Arn thought of what Oblanski said before. A lot of cocaine addicts lived a normal life—unlike meth heads—and often the last to know were the person’s family. “Why you figure he was murdered?”
“That syringe we found in the trash,” Kane said. “I fast-tracked the lab tests and the techs found traces of Xlazine. Faint traces.”
Arn let out a breath. Although it gave him no peace to be right about the veterans’ deaths, at least he felt some vindication. And a place to start looking for the killer. “Did you find the injection site?”
“Finally,” Kane answered. “In the event the victim was a user, we looked at the usual places where people shoot themselves up—the veins in the arms and the back of the hands. We even looked between the toes. Nada. But,” rustling of paper on the other end, “the ME saw a tiny red mark under the tongue. Bingo! That was where he was injected with the coke.”
“Just to be absolutely certain,” Arn said, “You are positive he did not inject himself?”
“I am,” Kane said. “I have never run into a user who injects himself under the tongue.”
“And the horse tranquilizer?” Arn asked. “Was that injected under the tongue as well?”
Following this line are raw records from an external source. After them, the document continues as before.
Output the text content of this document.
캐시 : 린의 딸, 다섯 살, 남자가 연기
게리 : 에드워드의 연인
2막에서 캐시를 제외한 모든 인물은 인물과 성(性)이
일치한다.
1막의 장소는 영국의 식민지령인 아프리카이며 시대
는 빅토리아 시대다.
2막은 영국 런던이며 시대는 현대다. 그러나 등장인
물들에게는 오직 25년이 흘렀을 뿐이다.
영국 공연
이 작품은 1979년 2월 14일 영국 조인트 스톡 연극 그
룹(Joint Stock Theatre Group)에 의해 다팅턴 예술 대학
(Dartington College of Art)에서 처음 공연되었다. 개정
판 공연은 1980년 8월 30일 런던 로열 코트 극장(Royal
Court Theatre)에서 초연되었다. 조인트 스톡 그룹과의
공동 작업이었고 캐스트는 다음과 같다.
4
Arn waited so long he thought Kane had hung up.
“It’s the oddest damn thing I ever ran into. At autopsy, there was a pinpoint discoloration on the victim’s thigh—another injection site.”
“He was hit with cocaine twice.”
“He wasn’t,” Kane said. “Testing at the site and blood work showed Boding was injected with Xlazine high on his thigh. We’ll know more after I run the samples to the state lab.”
Arn closed his eyes, processing what Kane told him, and combining it in his mind with the crime scene photographs of Boding’s death, reconstructing the crime in his mind’s eye. The killer would have hit Boding with the horse tranquilizer to get him sedated before the needle was injected under the victim’s tongue. That might work very efficiently with the older veterans who had died.
But Boding wasn’t an old vet. He was a younger, stout man that the killer had to inject with the Xylazine to subdue before injecting with the cocaine
But how did the killer get the upper hand on a young man like Charles Boding?